An investor should first weigh the pros and cons of betting on a unit trust vs. a mutual fund. A trust is a static investment. Unlike a fund, its stocks are chosen at the outset and do not change. That should make a trust more tax-efficient than a managed mutual fund in which stocks are bought and sold. Also, you'll know exactly what your unit trust holds. Finding out the current holdings of a mutual fund is virtually impossible.

On the other hand, a lot can happen to a health-care portfolio during the life of a unit trust (in this case, five years). Without a manager to cull weakening stocks, your only option would be to liquidate the VIOLTs and receive the underlying net asset value (NAV) -- the value of the holdings minus any fees or loads due. (On Jan. 24 the NAVs of all five trusts were below the $10 initial price of Sept. 15, 2004, according to www.ftportfolios.com, a Web site for First Trust Portfolios, which underwrites and distributes unit investment trusts and is the sponsor of the VIOLTs.)

HIGH PRICE OF ADMISSION

Steep expenses are another issue. In the first year you'll pay 4.95% in loads, plus a one-time "organization charge" of 0.29%, as well as an annual fee expected to run 0.25% to 0.32%. Compare that with the 1.93% in annual fees Morningstar says is collected by the average health-care fund. A fund probably will charge more over five years but not as much at the outset, leaving more to invest and appreciate.
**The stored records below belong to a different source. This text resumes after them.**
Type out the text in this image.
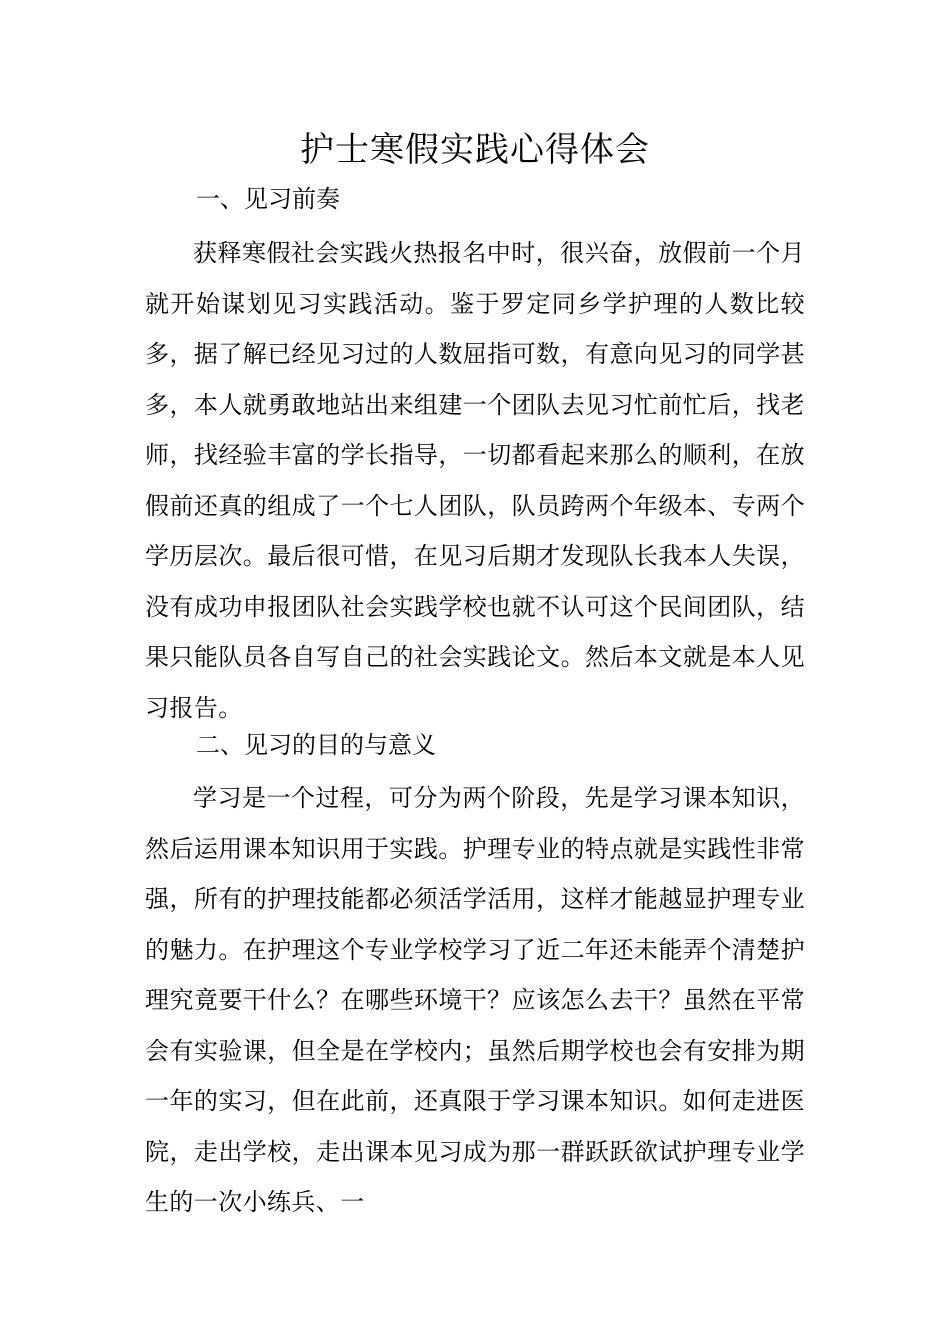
护士寒假实践心得体会

一、见习前奏

获释寒假社会实践火热报名中时，很兴奋，放假前一个月就开始谋划见习实践活动。鉴于罗定同乡学护理的人数比较多，据了解已经见习过的人数屈指可数，有意向见习的同学甚多，本人就勇敢地站出来组建一个团队去见习忙前忙后，找老师，找经验丰富的学长指导，一切都看起来那么的顺利，在放假前还真的组成了一个七人团队，队员跨两个年级本、专两个学历层次。最后很可惜，在见习后期才发现队长我本人失误，没有成功申报团队社会实践学校也就不认可这个民间团队，结果只能队员各自写自己的社会实践论文。然后本文就是本人见习报告。

二、见习的目的与意义

学习是一个过程，可分为两个阶段，先是学习课本知识，然后运用课本知识用于实践。护理专业的特点就是实践性非常强，所有的护理技能都必须活学活用，这样才能越显护理专业的魅力。在护理这个专业学校学习了近二年还未能弄个清楚护理究竟要干什么？在哪些环境干？应该怎么去干？虽然在平常会有实验课，但全是在学校内；虽然后期学校也会有安排为期一年的实习，但在此前，还真限于学习课本知识。如何走进医院，走出学校，走出课本见习成为那一群跃跃欲试护理专业学生的一次小练兵、一
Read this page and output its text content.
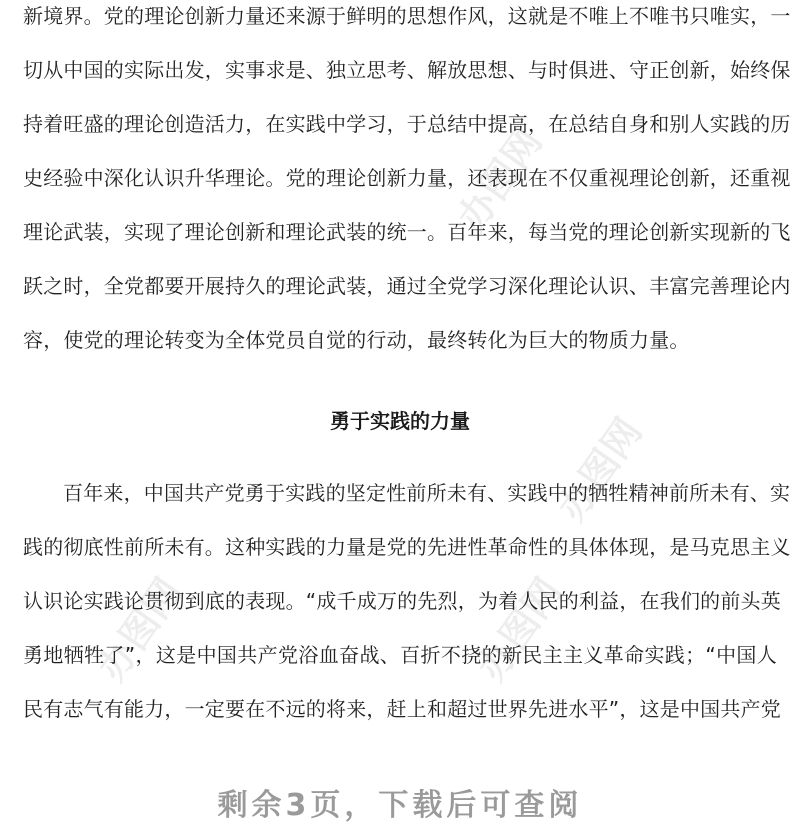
办图网
办图网
办图网	办图网
新境界。党的理论创新力量还来源于鲜明的思想作风，这就是不唯上不唯书只唯实，一
切从中国的实际出发，实事求是、独立思考、解放思想、与时俱进、守正创新，始终保
持着旺盛的理论创造活力，在实践中学习，于总结中提高，在总结自身和别人实践的历
史经验中深化认识升华理论。党的理论创新力量，还表现在不仅重视理论创新，还重视
理论武装，实现了理论创新和理论武装的统一。百年来，每当党的理论创新实现新的飞
跃之时，全党都要开展持久的理论武装，通过全党学习深化理论认识、丰富完善理论内
容，使党的理论转变为全体党员自觉的行动，最终转化为巨大的物质力量。
勇于实践的力量
百年来，中国共产党勇于实践的坚定性前所未有、实践中的牺牲精神前所未有、实
践的彻底性前所未有。这种实践的力量是党的先进性革命性的具体体现，是马克思主义
认识论实践论贯彻到底的表现。“成千成万的先烈，为着人民的利益，在我们的前头英
勇地牺牲了”，这是中国共产党浴血奋战、百折不挠的新民主主义革命实践；“中国人
民有志气有能力，一定要在不远的将来，赶上和超过世界先进水平”，这是中国共产党
剩余3页，下载后可查阅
WellSpring CEO Sam Katz calls such criticisms the investment community's reaction to a product it didn't invent, adding that VIOLTs are a way to enrich investors while supporting treatments that could make their own lives better -- "a double bottom line," he says. Perhaps. But a rational investor may decide that the bottom lines most likely to benefit are those of the folks selling VIOLTs.